Sabtu, 10 Januari 2009

Sebuah Pelajaran


Riak dalam berkeluarga adalah sesuatu yang biasa. Terkadang terlampau besar gelombang yang harus dihadapi. Tapi betapapun besar, hatta itu bergulung-gulung tidak akan menjadi soal. Tidak akan membuat kapal itu pecah berkeping, manakala masih ada cinta dan kasih sayang.
Cinta yang didasarkan pada pengabdian yang sejati hanya untuk Allah. Karena Dialah yang menyelipkan perasaan cinta itu didada-dada. Cinta yang harus dipupuk terus menerus. Bak sebuah pohon yang harus terus disiram dan sekali2 harus dipupuk supaya tumbuhnya tetap cemerlang, menghasilkan daun yang hijau ceria, dahan2 yang banyak, pada akhirnya menghasilkan buah yang menggugah selera siapa saja yang melihatnya karena terkenal manis-manis.

Itulah cinta sejati-jatinya. Cinta yang semakin erat karena kehadiran para buah hati. Buah hati yang dihasilkan oleh perpaduan cinta yang tanpa pamrih diantara keduanya. Pupuk dari cinta itu adalah rasa saling menghargai dan memahami diantara keduanya. Seharusnya relung-relung hati hanya berisi nama diantara keduabelah pihak. Tidak ada lain lagi. Kesalahan sekecil apapun tidak boleh dilakukan. Itulah makna kesetiaan. Itulah arti dari saling menghargai.

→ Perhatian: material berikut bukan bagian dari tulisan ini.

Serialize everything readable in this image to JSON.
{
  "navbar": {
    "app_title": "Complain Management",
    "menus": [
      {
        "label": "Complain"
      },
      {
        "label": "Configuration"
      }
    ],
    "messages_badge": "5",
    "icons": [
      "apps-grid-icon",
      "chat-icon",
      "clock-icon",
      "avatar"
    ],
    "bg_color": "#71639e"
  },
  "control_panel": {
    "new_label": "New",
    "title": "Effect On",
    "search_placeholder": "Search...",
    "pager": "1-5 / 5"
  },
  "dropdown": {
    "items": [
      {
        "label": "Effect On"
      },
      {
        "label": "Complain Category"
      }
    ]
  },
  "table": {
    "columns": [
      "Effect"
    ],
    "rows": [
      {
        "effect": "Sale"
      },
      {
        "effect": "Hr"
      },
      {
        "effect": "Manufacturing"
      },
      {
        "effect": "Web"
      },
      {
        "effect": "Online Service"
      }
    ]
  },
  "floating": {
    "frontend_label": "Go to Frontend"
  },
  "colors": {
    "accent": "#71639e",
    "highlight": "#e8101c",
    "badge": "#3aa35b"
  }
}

Bahtera itu harus tetap teguh, sampai kapanpun. Apalagi selama ini memang sangat menakjubkan. Berseri selalu, kapal itu. Belum ada sekalipun diterpa badai. Dan Insya Allah sampai kapan pun. Bahtera itu harus sampai pada pelabuhan terakhir. Dermaga yang begitu indah. Dipenuhi bunga-bunga yang harum semerbak. Mereka melambai-lambai melihat kapal yang sedang berlayar.

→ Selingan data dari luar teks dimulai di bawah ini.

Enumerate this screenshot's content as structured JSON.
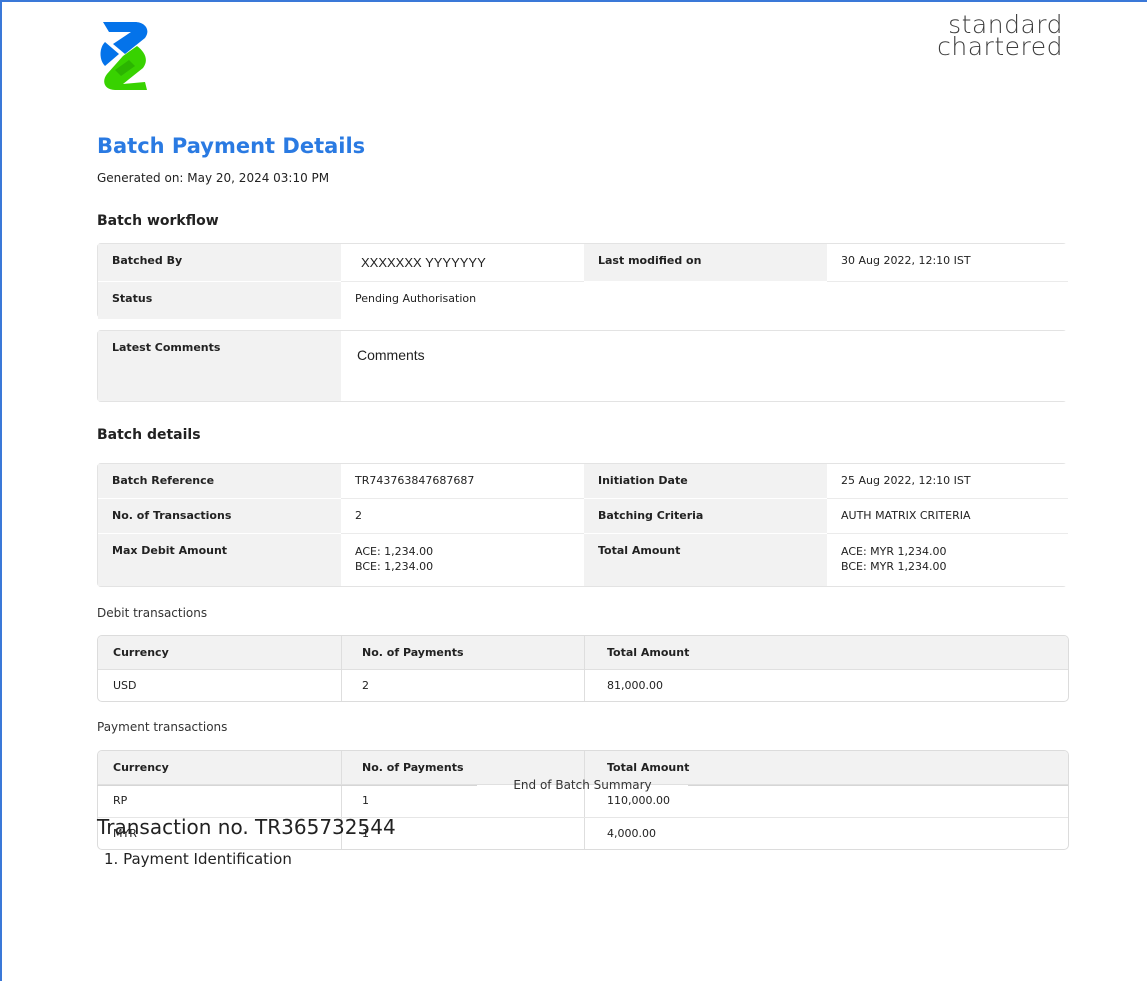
{
  "brand": {
    "name_line1": "standard",
    "name_line2": "chartered",
    "logo_icon": "sc-logo-icon"
  },
  "title": "Batch Payment Details",
  "generated_on": "Generated on: May 20, 2024 03:10 PM",
  "workflow": {
    "heading": "Batch workflow",
    "batched_by_label": "Batched By",
    "batched_by_value": "XXXXXXX YYYYYYY",
    "last_modified_label": "Last modified on",
    "last_modified_value": "30 Aug 2022, 12:10 IST",
    "status_label": "Status",
    "status_value": "Pending Authorisation",
    "comments_label": "Latest Comments",
    "comments_value": "Comments"
  },
  "details": {
    "heading": "Batch details",
    "reference_label": "Batch Reference",
    "reference_value": "TR743763847687687",
    "initiation_label": "Initiation Date",
    "initiation_value": "25 Aug 2022, 12:10 IST",
    "txn_count_label": "No. of Transactions",
    "txn_count_value": "2",
    "criteria_label": "Batching Criteria",
    "criteria_value": "AUTH MATRIX CRITERIA",
    "max_debit_label": "Max Debit Amount",
    "max_debit_line1": "ACE: 1,234.00",
    "max_debit_line2": "BCE: 1,234.00",
    "total_label": "Total Amount",
    "total_line1": "ACE: MYR 1,234.00",
    "total_line2": "BCE: MYR 1,234.00"
  },
  "debit": {
    "heading": "Debit transactions",
    "headers": [
      "Currency",
      "No. of Payments",
      "Total Amount"
    ],
    "rows": [
      [
        "USD",
        "2",
        "81,000.00"
      ]
    ]
  },
  "payment": {
    "heading": "Payment transactions",
    "headers": [
      "Currency",
      "No. of Payments",
      "Total Amount"
    ],
    "rows": [
      [
        "RP",
        "1",
        "110,000.00"
      ],
      [
        "MYR",
        "1",
        "4,000.00"
      ]
    ]
  },
  "end_summary": "End of Batch Summary",
  "transaction_title": "Transaction no. TR365732544",
  "transaction_section": "1. Payment Identification"
}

Semoga jadikanlah sebuah riak, sebagai pelajaran menghadapi gelombang berikutnya. Cinta itu tidak akan pernah surut. Akh, itukan hanya sebuah riak. Bahkan anak buah kapal sedang tertidur, biarlah sang kapten yang menghadapi sendiri. Bergumul dengan gelombang itu sendirian. Kalian tertidur lelap saja. Esok hari ketika pajar menyingsing, tinggal menunggu cerita tentang pergulatan hari ini.